Blood donation will be a thing of the past not so many years from now. Building blood to order is one of the fields of research and development in which entirely artificial alternatives might beat tissue engineering to the broader marketplace. On the one hand several well-funded initiatives presently aim to mass-produce particles that behave like red blood cells - and that might even perform some tasks more effectively than the real thing. On the other hand, tissue engineers are working on reliable methodologies to generate large quantities of blood from stem cells. The most advanced of these efforts have made it to the trial stage.
An example of the second approach can be found over at Singularity Hub:
Two years ago, DARPA awarded a $1.95 million grant to a Cleveland company called Arteriocyte, which was developing technology that could quickly transform stem cells into red blood cells. The idea was to develop a system that could produce an almost limitless amount of universal donor blood (O-negative) in remote areas. And earlier this month, Arteriocyte submitted samples of their artificially produced blood to the Food and Drug Administration (FDA), seeking approval before making the technology available to both the civilian and military sectors.

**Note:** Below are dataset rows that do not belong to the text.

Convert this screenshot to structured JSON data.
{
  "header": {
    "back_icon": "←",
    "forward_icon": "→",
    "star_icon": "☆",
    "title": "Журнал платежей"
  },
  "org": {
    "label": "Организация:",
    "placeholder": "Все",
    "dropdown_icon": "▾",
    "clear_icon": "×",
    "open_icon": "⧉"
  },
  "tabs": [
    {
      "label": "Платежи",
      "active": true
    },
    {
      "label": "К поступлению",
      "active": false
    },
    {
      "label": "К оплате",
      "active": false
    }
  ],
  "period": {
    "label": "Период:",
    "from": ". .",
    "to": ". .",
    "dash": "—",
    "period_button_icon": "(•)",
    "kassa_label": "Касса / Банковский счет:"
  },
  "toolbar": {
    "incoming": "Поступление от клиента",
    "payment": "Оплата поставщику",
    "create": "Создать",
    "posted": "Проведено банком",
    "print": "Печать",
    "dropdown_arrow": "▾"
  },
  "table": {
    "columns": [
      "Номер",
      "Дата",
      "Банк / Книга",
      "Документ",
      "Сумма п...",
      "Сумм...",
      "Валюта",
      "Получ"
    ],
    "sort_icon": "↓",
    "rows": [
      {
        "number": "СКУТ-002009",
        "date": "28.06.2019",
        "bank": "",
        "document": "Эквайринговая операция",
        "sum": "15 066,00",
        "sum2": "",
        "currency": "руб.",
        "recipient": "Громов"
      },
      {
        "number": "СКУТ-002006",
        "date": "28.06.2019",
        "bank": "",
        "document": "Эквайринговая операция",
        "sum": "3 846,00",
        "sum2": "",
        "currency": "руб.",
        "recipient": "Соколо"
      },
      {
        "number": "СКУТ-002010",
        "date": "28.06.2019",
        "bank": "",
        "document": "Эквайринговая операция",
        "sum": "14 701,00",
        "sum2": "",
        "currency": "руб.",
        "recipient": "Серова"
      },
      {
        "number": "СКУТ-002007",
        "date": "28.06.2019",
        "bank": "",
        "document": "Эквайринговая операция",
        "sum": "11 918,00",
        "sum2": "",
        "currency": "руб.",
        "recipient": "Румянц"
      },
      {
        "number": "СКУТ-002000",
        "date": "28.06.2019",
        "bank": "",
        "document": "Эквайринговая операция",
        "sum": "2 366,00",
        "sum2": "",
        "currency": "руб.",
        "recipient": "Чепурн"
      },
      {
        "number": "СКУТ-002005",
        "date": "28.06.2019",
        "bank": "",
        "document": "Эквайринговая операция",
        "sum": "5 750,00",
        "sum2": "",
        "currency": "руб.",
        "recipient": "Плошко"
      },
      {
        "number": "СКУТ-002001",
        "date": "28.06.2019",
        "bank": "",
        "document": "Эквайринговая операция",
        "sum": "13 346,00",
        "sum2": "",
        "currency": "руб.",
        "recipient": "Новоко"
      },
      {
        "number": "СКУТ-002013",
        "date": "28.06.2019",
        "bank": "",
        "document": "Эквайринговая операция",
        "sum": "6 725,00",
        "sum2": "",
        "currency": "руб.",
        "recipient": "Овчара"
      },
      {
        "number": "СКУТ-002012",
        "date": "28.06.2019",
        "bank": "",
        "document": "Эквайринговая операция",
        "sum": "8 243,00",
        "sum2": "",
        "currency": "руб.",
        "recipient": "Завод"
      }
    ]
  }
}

Hematopoietic cells isolated from umbilical cord blood are cultured in an environment that provides them with all the nutrients and molecular signals they need to develop into red blood cells. Currently, it takes about 3 days to generate up to 20 units of transfusion-ready blood from a single unit of umbilical cord blood.
It's a good example of how even early stage products of the growing regenerative medicine industry have the potential to produce large infrastructure changes - reducing cost and improving quality along the way. Looking at the other side of the aisle, an example of fully artificial red blood can be found back in the Fight Aging! archives:
Samir Mitragotri of the University of California and his team got their inspiration from the way real red blood cells acquire their final shape in the body. They start out as spherical cells which then collapse into mature red blood cells following exposure to various substances. Similarly, Mitragotri's team found that if they added small balls made of a polymer called PLGA to a particular solvent, the spheres would collapse into a biconcave shape.
The researchers coated these 7-micrometre across, tyre-shaped particles, in a layer of protein. When they dissolved away the polymer core, a soft biodegradable protein shell was left behind with the same mechanical properties as red blood cells.